The phrase “dead zone”—coastal waters too low in oxygen to sustain life—is almost synonymous with the Gulf of Mexico. But a similar situation now exists in many other places, says Donald Boesch, president of the University of Maryland Center for Environmental Studies in Cambridge, Maryland. “There's a dead zone right outside my office window every summer in Chesapeake Bay,” says Boesch. “Since the 1970s, this lifeless zone has become a yearly phenomenon, sometimes affecting 40 percent or more of the bay.”

Boesch says that the expanding dead zone could be changing the entire ecosystem of the Chesapeake. Animals tolerant of hypoxia are becoming more common in the bay's waters: jellyfish may be displacing oysters, crabs, and finfish like striped bass.

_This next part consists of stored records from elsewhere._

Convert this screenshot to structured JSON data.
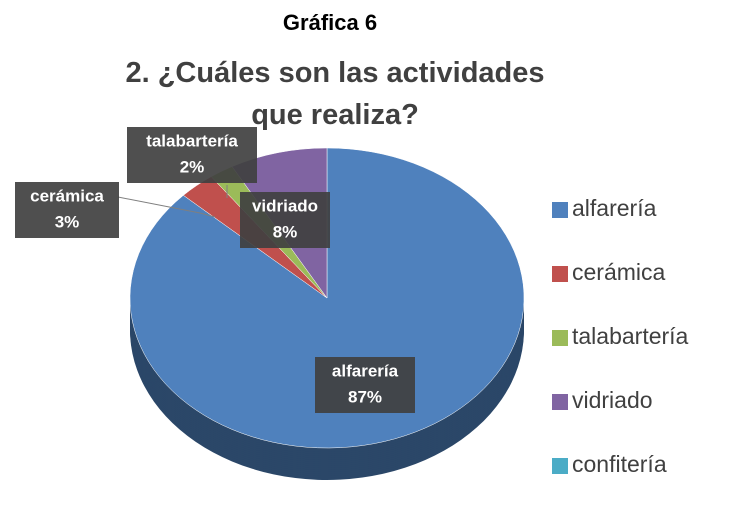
{
  "chart_data": {
    "type": "pie",
    "title": "Gráfica 6",
    "subtitle": "2. ¿Cuáles son las actividades que realiza?",
    "categories": [
      "alfarería",
      "cerámica",
      "talabartería",
      "vidriado",
      "confitería"
    ],
    "values": [
      87,
      3,
      2,
      8,
      0
    ],
    "value_labels": [
      "87%",
      "3%",
      "2%",
      "8%",
      null
    ],
    "colors": [
      "#4f81bd",
      "#c0504d",
      "#9bbb59",
      "#8064a2",
      "#4bacc6"
    ],
    "legend": "right"
  }
}
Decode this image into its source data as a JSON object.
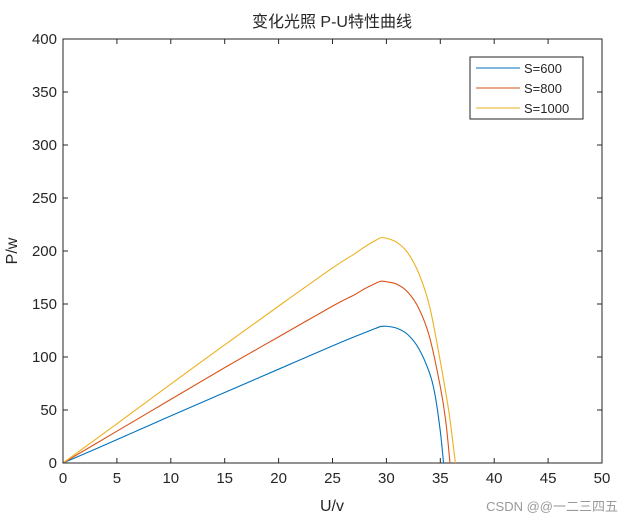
{
  "chart_data": {
    "type": "line",
    "title": "变化光照 P-U特性曲线",
    "xlabel": "U/v",
    "ylabel": "P/w",
    "xlim": [
      0,
      50
    ],
    "ylim": [
      0,
      400
    ],
    "xticks": [
      0,
      5,
      10,
      15,
      20,
      25,
      30,
      35,
      40,
      45,
      50
    ],
    "yticks": [
      0,
      50,
      100,
      150,
      200,
      250,
      300,
      350,
      400
    ],
    "grid": false,
    "legend_position": "top-right",
    "series": [
      {
        "name": "S=600",
        "color": "#0072BD",
        "x": [
          0,
          5,
          10,
          15,
          20,
          25,
          27,
          28,
          29,
          29.5,
          30,
          31,
          32,
          33,
          34,
          34.5,
          35,
          35.3
        ],
        "y": [
          0,
          22,
          44.5,
          66.5,
          88.5,
          110.5,
          119,
          123,
          127,
          128.8,
          129,
          127,
          121,
          108,
          85,
          65,
          30,
          0
        ]
      },
      {
        "name": "S=800",
        "color": "#D95319",
        "x": [
          0,
          5,
          10,
          15,
          20,
          25,
          27,
          28,
          29,
          29.5,
          30,
          31,
          32,
          33,
          34,
          35,
          35.5,
          35.9
        ],
        "y": [
          0,
          30,
          60,
          90,
          119,
          148,
          158.5,
          164.5,
          169.5,
          171.5,
          171,
          168.5,
          161,
          146,
          119,
          72,
          40,
          0
        ]
      },
      {
        "name": "S=1000",
        "color": "#EDB120",
        "x": [
          0,
          5,
          10,
          15,
          20,
          25,
          27,
          28,
          29,
          29.5,
          30,
          31,
          32,
          33,
          34,
          35,
          35.8,
          36.4
        ],
        "y": [
          0,
          37,
          74.5,
          111.5,
          148,
          184,
          197,
          204,
          210,
          212.5,
          212,
          208,
          198,
          179,
          148,
          96,
          48,
          0
        ]
      }
    ]
  },
  "watermark": "CSDN @@一二三四五"
}
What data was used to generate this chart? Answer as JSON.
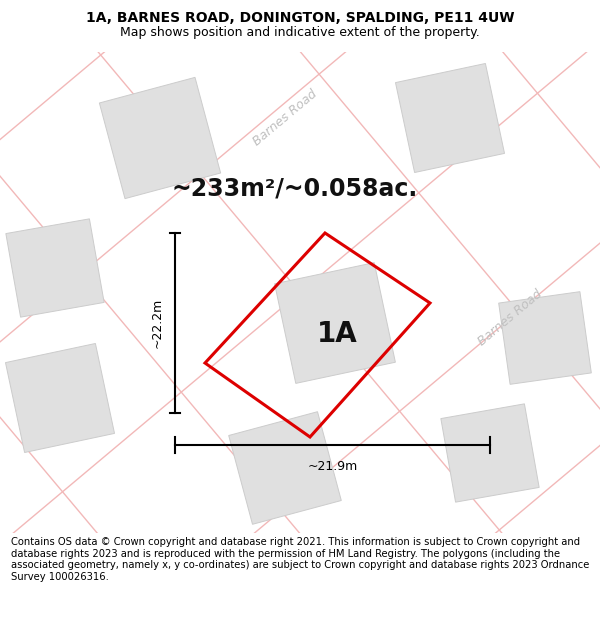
{
  "title": "1A, BARNES ROAD, DONINGTON, SPALDING, PE11 4UW",
  "subtitle": "Map shows position and indicative extent of the property.",
  "area_label": "~233m²/~0.058ac.",
  "dim_width": "~21.9m",
  "dim_height": "~22.2m",
  "property_label": "1A",
  "footer": "Contains OS data © Crown copyright and database right 2021. This information is subject to Crown copyright and database rights 2023 and is reproduced with the permission of HM Land Registry. The polygons (including the associated geometry, namely x, y co-ordinates) are subject to Crown copyright and database rights 2023 Ordnance Survey 100026316.",
  "bg_color": "#ffffff",
  "map_bg": "#ffffff",
  "road_color": "#f2b8b8",
  "building_color": "#e0e0e0",
  "building_edge": "#cccccc",
  "property_edge_color": "#dd0000",
  "title_fontsize": 10,
  "subtitle_fontsize": 9,
  "area_fontsize": 17,
  "label_fontsize": 20,
  "dim_fontsize": 9,
  "footer_fontsize": 7.2,
  "road_lw": 1.0,
  "prop_lw": 2.2,
  "barnes_road_color": "#c0c0c0",
  "barnes_road_fontsize": 9
}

Worldwide, there are now some 146 coastal dead zones. Since the 1960s, according to a report by the United Nations Environment Programme (UNEP), Global Environment Outlook Year Book 2003, the number of dead zones has doubled with each passing decade. Most are seasonal, but some persist year-round. Where did these killing fields for fish and other marine life begin?

The complex chain of events begins not in the sea, but on land. Farmers often overfertilize their fields. The excess fertilizer, laden with nutrients like nitrogen, washes into creeks and rivers, where it's eventually carried into coastal bays and the open sea.

4. The total costs for our wars in Afghanistan and Iraq just turned over $1 trillion. Take a moment with me to imagine if that scale of money was invested, starting back in 2001, in alternatives to petroleum-based energy. Some are starting to change their thinking.